Пуаро представил, как он, Эркюль-Геркулес, является в Тартар с Генриеттой, как титаны на них смотрят... С восхищением на женщину, завистливо на него.

Когда в воображаемую картину проник Перен в образе Цербера, Пуаро вернулся на землю. Посмотрев на горы, стремившиеся ввысь, к небу, взял руку женщины в свою.

Прежде, чем спуститься, они долго стояли плечо к плечу. J’ai fait le poireau pendant une demi-heure[53], - думала, она лукаво улыбаясь.

После обеда, как всегда, завершившегося чашкой шоколада и аппетитной булочкой, Пуаро обычно час-другой дремал в номере - покой желудка всегда способствовал покою его мыслей. Уже улегшись в постель, над которой висела кровопролитная, но без трупов, картина Эжена Делакруа «Битва при Тайбуре», он вспомнил о пакете Генриетты. Ему стало стыдно – этот Рабле в который раз заставил его забыть обо всем на свете. Шельмец, он нарочно это делает, зная, что Эркюль Пуаро - капризный гурман. Трижды в день он вызывает его на дуэль, и трижды в день побеждает. Нет, пора переходить на диету - овсянка, капустная солянка, сырые овощи... Невкусно, конечно, но зато Рабле не сможет смотреть на него, Пуаро, с превосходством.

Пуаро встал, подошел к гардеробу, открыв скрипнувшую дверцу, достал пакет Же Ме из кармана пиджака. Усевшись за письменный стол, затеял паузу. Чутье сыщика говорило ему, что перед ним лежит не просто пакет, но пакет Пандоры. Вот сейчас он вскроет его, выпустит зло, несомненно, в нем таящееся, и все вокруг переменится. В лесу тотчас заведутся матерые волки, в канализационных колодцах – полуразложившиеся трупы, а пара-тройка милейших леди и достойнейших джентльменов закроются в своих номерах на ключ и задвижку, чтобы без помех приготовить смертельные яды или, как бритвы, наострить ножи.

- Да, свято место пусто не бывает, - проговорил Пуаро, взяв ножницы. - Преступники и преступления летят на меня, как бабочки на огонь. Будем надеяться, что пламя моего ума по-прежнему жгуче.

В пакетбыла вложена стопка заклеенных конвертов. Вынув их, Пуаро прочитал на верхнем:

Мистеру Шерлоку Холмсу, эсквайру

От комиссара Мегре.

- Шутница, - отправляя конверт под низ стопки, подумал Пуаро. Конечно же, он имел в виду мадмуазель Генриетту.

На втором конверте было написано:

Мистеру Эркюлю Пуаро

От комиссара Мегре.

На третьем:

Капитану Жеглову

От комиссара Мегре.

На четвертом:

Патеру Брауну

От комиссара Мегре.

На пятом:

Комиссару Мегре

От комиссара Мегре.

Положив письма перед собой, Пуаро откинулся на спинку стула. Пальцы его барабанили в такт его мыслям, то есть бестактно:

- Если это шутка Генриетты, то это вовсе не шутка, а милое издевательство. А если не шутка, то я, похоже, сошел с ума. А если я сошел с ума, что это значит? Означает ли это, что я, завернувшись в смирительную рубашку, должен часами сидеть в прострации за своим письменным столом, совсем как Альберт Эйнштейн? Или, как Наполеон Бонапарт, часами глядеть вдаль из-под руки? Или должен неукоснительно соблюдать распорядок дня, и вовремя принимать пилюли, сколько бы горстей их не назначали, как психопат и закоренелый оптимист Экзюпери, психопат, благодаря падению с километровой высоты и закоренелый оптимист, невзирая на это падение?

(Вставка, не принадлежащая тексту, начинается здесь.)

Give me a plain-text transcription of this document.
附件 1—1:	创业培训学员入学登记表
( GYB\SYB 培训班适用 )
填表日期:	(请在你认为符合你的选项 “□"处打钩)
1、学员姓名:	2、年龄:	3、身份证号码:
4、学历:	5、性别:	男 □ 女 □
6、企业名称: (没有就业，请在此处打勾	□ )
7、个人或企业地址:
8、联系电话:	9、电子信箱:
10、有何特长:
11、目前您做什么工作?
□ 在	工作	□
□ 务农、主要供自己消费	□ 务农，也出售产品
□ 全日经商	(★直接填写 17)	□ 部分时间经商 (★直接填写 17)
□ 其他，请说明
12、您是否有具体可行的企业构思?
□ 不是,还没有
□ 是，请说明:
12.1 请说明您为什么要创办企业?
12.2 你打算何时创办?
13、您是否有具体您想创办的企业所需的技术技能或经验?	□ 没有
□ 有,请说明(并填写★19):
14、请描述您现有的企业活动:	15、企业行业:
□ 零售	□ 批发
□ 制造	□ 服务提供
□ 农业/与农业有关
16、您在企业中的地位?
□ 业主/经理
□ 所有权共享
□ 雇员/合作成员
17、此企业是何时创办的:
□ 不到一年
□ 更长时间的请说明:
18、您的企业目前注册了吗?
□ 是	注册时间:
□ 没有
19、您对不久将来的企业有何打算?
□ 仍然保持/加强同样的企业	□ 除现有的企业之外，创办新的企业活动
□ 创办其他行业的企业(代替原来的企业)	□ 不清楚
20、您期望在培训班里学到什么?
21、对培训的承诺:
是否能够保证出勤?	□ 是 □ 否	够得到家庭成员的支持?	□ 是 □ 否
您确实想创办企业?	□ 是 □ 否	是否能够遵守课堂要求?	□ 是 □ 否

- Нет, не означает, - ответили ему маленькие серые клеточки. - Человек сходит с ума, когда его мозгом всецело завладевает Идея. И становится нормальным, когда идеи покидают его. Есть у тебя такая идея?

- Нет! - ответил Пуаро, перестав барабанить пальцами по столу.

- Малодушничаешь, дорогой мой, - сказали они. - Есть у тебя такая идея. И ты знаешь, как она называется.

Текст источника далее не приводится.